McCall’s 7936 after Courrèges (1965) Image via PatternVault on Etsy.

McCall’s Courrèges-look double-breasted coat, McCall’s 7938, has welt pocket flaps and a martingale and loose panel in back, with all edges accented by contrast binding. The pattern also includes a skirt suit and blouse (available in 2 sizes in the shop):

1960s coat, suit, and blouse pattern after Courrèges - McCall's 7938

McCall’s 7938 after Courrèges (1965) Image via PatternVault on Etsy.

Finally, McCall’s 7940 is a pattern for a high-waisted dress or jumper, short-sleeved blouse, and double-breasted jacket with standing collar (available in the shop):

1960s dress or jumper, blouse and jacket pattern after Courrèges - McCall's 7940

McCall’s 7940 after Courrèges (1965) Image via PatternVault on Etsy.
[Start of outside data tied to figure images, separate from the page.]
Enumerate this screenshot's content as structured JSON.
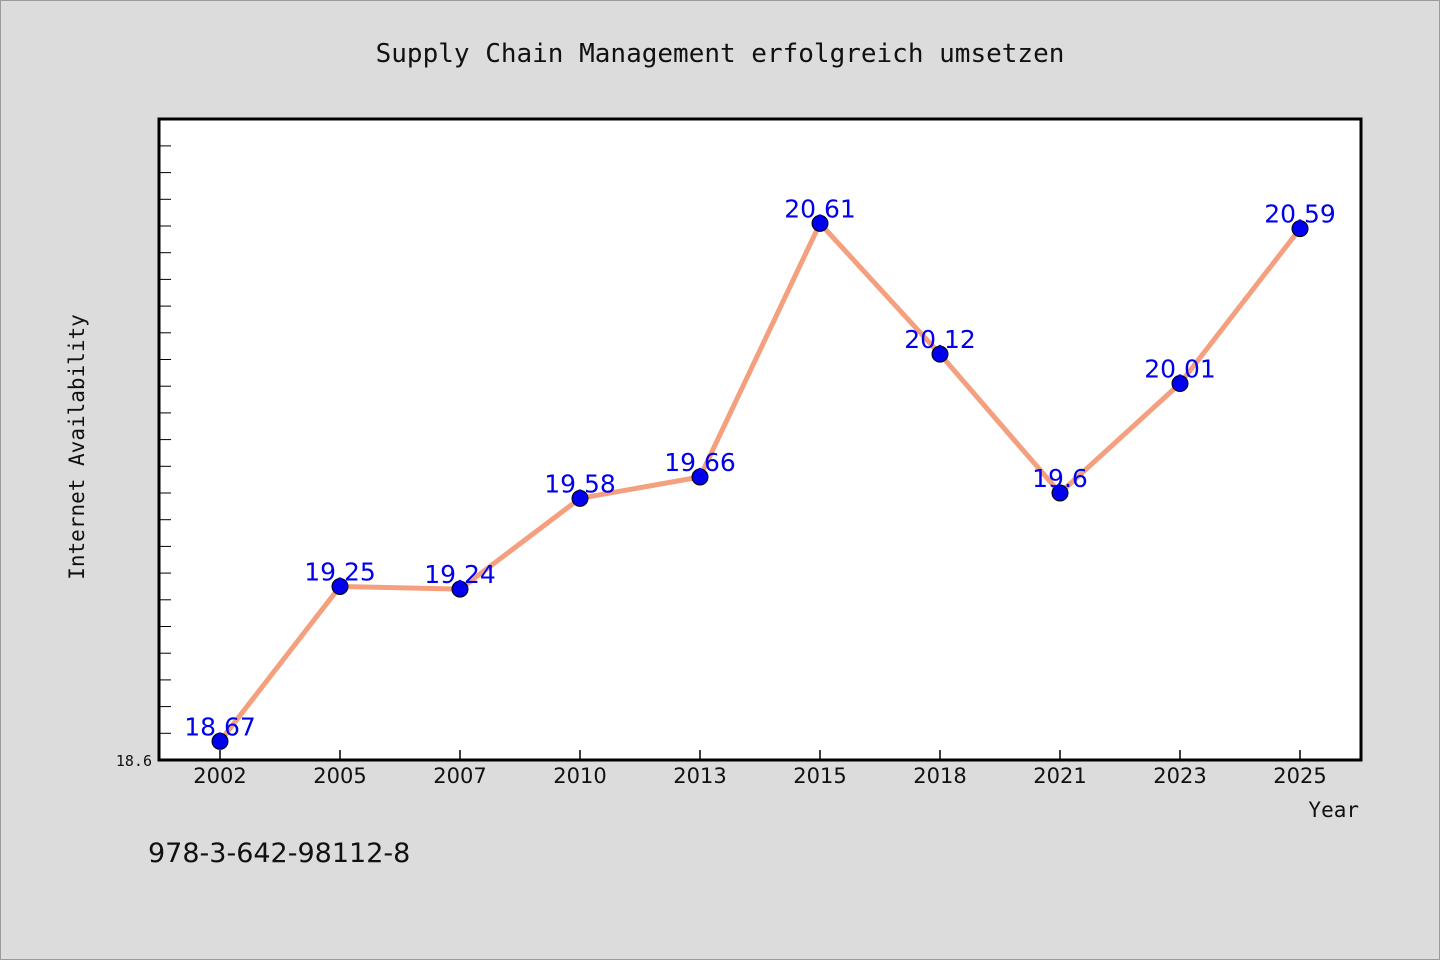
{
  "chart_data": {
    "type": "line",
    "title": "Supply Chain Management erfolgreich umsetzen",
    "xlabel": "Year",
    "ylabel": "Internet Availability",
    "categories": [
      "2002",
      "2005",
      "2007",
      "2010",
      "2013",
      "2015",
      "2018",
      "2021",
      "2023",
      "2025"
    ],
    "series": [
      {
        "values": [
          18.67,
          19.25,
          19.24,
          19.58,
          19.66,
          20.61,
          20.12,
          19.6,
          20.01,
          20.59
        ]
      }
    ],
    "data_labels": [
      "18.67",
      "19.25",
      "19.24",
      "19.58",
      "19.66",
      "20.61",
      "20.12",
      "19.6",
      "20.01",
      "20.59"
    ],
    "yticks": [
      "18.6"
    ],
    "ylim": [
      18.6,
      21.0
    ],
    "grid": false,
    "legend": "none",
    "colors": {
      "line": "#f4a07f",
      "marker": "#0000ee",
      "label": "#0000ee",
      "plot_bg": "#ffffff",
      "figure_bg": "#dcdcdc"
    }
  },
  "footer": {
    "isbn": "978-3-642-98112-8"
  }
}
André Courrèges’ futuristic style, high hemlines, and fresh trouser looks had made him a hit with the youthquake set. In a nod to this market, the illustrations show kitten heels and go-go boots, and the three patterns shown in Seventeen magazine have the text, “SEVENTEEN says: ‘It’s Young Fashion!'” Most of the Courrèges-look patterns were available in teen and junior sizes; one (M7923) was not available in misses’ sizes at all. (Of the two patterns in misses’ sizes only, M7938 and M7940, the former was featured in McCall’s magazine, though I’m not sure which issue.) It’s surprising that the patterns include no pantsuits: Courrèges was a great proponent of pants for the woman of the future.

I’ll close with some William Klein photos of Courrèges for Vogue magazine (visit Youthquakers for the full editorial):

Vogue1Mar1965_C1

Courrèges in Vogue, March 1, 1965. Photos: William Klein. Image via Youthquakers.

Vogue1Mar1965_C2

Courrèges in Vogue, March 1, 1965. Photos: William Klein. Image via Youthquakers.

* Dacron was known by the name Terylene in the U.K.